Festival director Adrian Alarilla talked to the Weekly about the importance of running the festival at this time in our troubled history.
“We ran with it as a way not only to promote the Center, but to also reach out to the larger community in Seattle, which has a considerable diasporic Southeast Asian population. It is important for us to share Southeast Asian stories as a way to shed light in a region that is still very much misunderstood by mainstream American culture.”
Cheam added, “Oftentimes, Southeast Asian communities get lost in the mix of racial hierarchies in America…That’s in large part a result of the inaccessibility to the resources these communities need to be able to heal from the harm of trauma of displacement…
Because of this disconnect, the genuine stories of these communities get lost…For me, it’s important that academic spaces like the UW Southeast Asia Center get out of the ivory tower and touch the ground that everyday Southeast Asians live and breathe.”
Offered online and in-person, closing night festivities included music, refreshment, and spoken word poetry. Three of the films were shown, including Tran’s, and a question and answer session followed. All performers hailed from Southeast Asia and proceeds, according to Cheam and a Facebook announcement, went towards the Khmer Anti-Deportation Advocacy Group to “end the school to prison to deportation pipeline and support impacted families and organizations.”
It was a welcome communion after months of separation due to COVID, and things got emotional quickly during the spoken word presentations. Nikki Châu spoke tearfully about helping her mom move out of her nail salon, and of missing Vietnam.
“Someday, that umbilical cord will pull my belly button home.”
Anger and frustration seemed to be the emotions felt by James Santana in the lines, “Don’t tell me that we’re free…We die regardless of if we follow your commands,” which brought to mind not only recent violence but the deaths of people of color drawn into conflicts they did not condone, such as the Vietnam War.
Everyone seemed to feel the need to tell their stories to be more fully understood outside the community and to grow closer to each other as well. JM Wong stated in one of her poems that she was “grateful for the opportunity to redefine what it means to be Southeast Asian.”

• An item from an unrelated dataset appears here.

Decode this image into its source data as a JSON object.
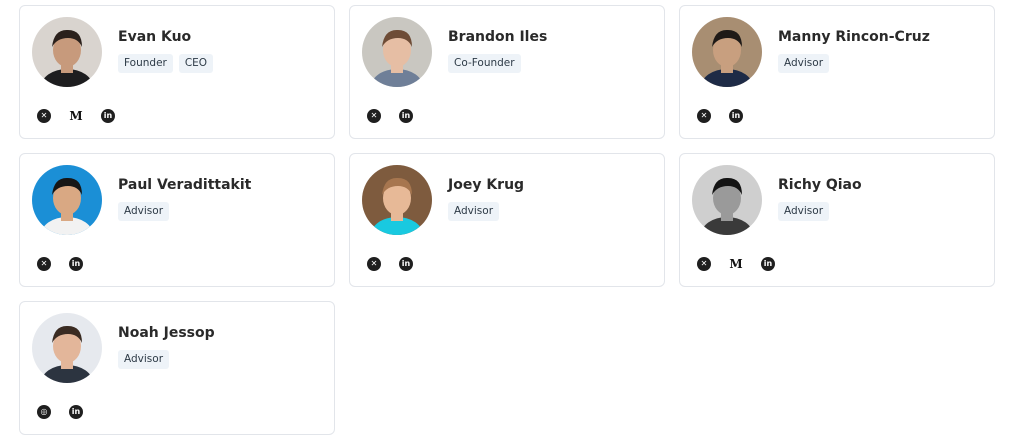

“Everyone has a different approach,” Tran said. “There truly needs to be more dialogue, more educating, and less yelling…in regard to racism, we have to talk about it…making your voices heard through protests, art, and education are a few ways that I see productive conversations.”
“With Whom Shall We Live?” ended up winning the SEA x SEA Best Student Film award. Tran completed his master’s in Cinema and Media Studies at UW this year. He wants to apply for postgraduate study in anthropology and we may eventually see some documentary film work coming from him.
“I’m shifting course to a field where I could immerse myself in Vietnamese studies and travel to Việt Nam, the homeland of my parents that I have yet to visit.”